Em meio a tensão no plenário, três entidades do setor financeiro aderiram à indicação de Jorge Messias ao STF. A nota conjunta foi divulgada na quinta-feira, 23, quando o tribunal enfrentava o risco de empate em julgamento de alto impacto sobre o crédito consignado.

A avaliação dos órgãos do setor enfatizou a necessidade de manter o STF completo, citando três motivos: Messias seria uma candidatura única, a sabatina ocorreria em breve e o reforço institucional seria benéfico diante de conjuntos de entidades já manifestando apoio.

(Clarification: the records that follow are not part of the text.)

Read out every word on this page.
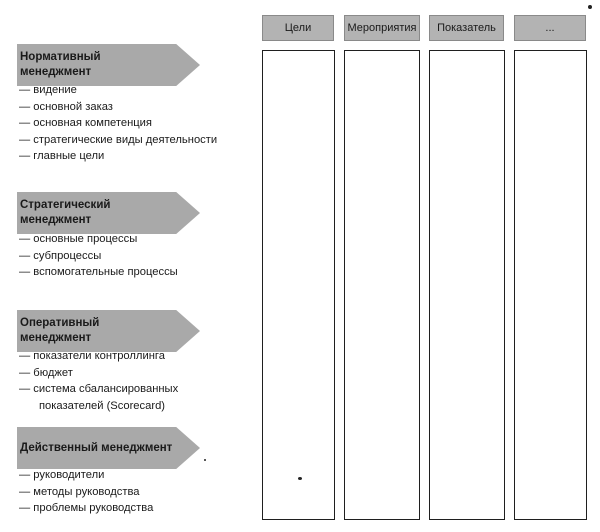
Цели	Мероприятия	Показатель	...
Нормативный
менеджмент
— видение
— основной заказ
— основная компетенция
— стратегические виды деятельности
— главные цели
Стратегический
менеджмент
— основные процессы
— субпроцессы
— вспомогательные процессы
Оперативный
менеджмент
— показатели контроллинга
— бюджет
— система сбалансированных
показателей (Scorecard)
Действенный менеджмент
— руководители
— методы руководства
— проблемы руководства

Além do debate sobre o tempo de sabatina, o tema ganhou contorno pelo julgamento no STF sobre o superendividamento. O tribunal definiu o mínimo existencial em R$ 600, e discutiu se o crédito consignado deve compor as parcelas protegidas, o que pode influenciar até um terço dos empréstimos a pessoas físicas e movimentar cerca de R$ 750 bilhões.

A decisão ocorreu por maioria, com o voto do ministro Nunes Marques acompanhando o relator André Mendonça. O cenário reforçou a percepção de responsabilidade institucional associada a qualquer nome indicado para a vaga.

Jorge Messias tem ligações com o setor financeiro: foi procurador do Banco Central e da Fazenda Nacional, além de atuar como servidor de carreira. Seu entorno institucional é visto como compatível com atributos de rigor, diálogo e integridade exigidos pela cadeira no STF.

Nota conjunta sobre a indicação de Jorge Messias ao STF

Como presidentes de associações do sistema financeiro e do mercado segurador, acompanhamos com atenção e respeito o processo de indicação e sabatina de ministros do Supremo Tribunal Federal. A indicação do Presidente da República não é prerrogativa exclusiva, mas ponto de partida para um arranjo que exige responsabilidade na escolha, dada a relevância do cargo.

Essa avaliação considera atributos como formação, trajetória marcada por rigor, compromisso com o diálogo, respeito à institucionalidade e capacidade de conciliar. O fortalecimento das instituições, a segurança jurídica e o ambiente de negócios também aparecem entre os objetivos.

O texto ressalta ainda o papel do Senado Federal: a sabatina é etapa essencial para avaliar a capacidade e a aderência do indicado aos valores e à função de guardião da ordem constitucional. Assinam Dyogo Oliveira, presidente da CNSeg; Cristiane Coelho, presidente da ABFin; e Isaac Sidney, presidente da Febraban.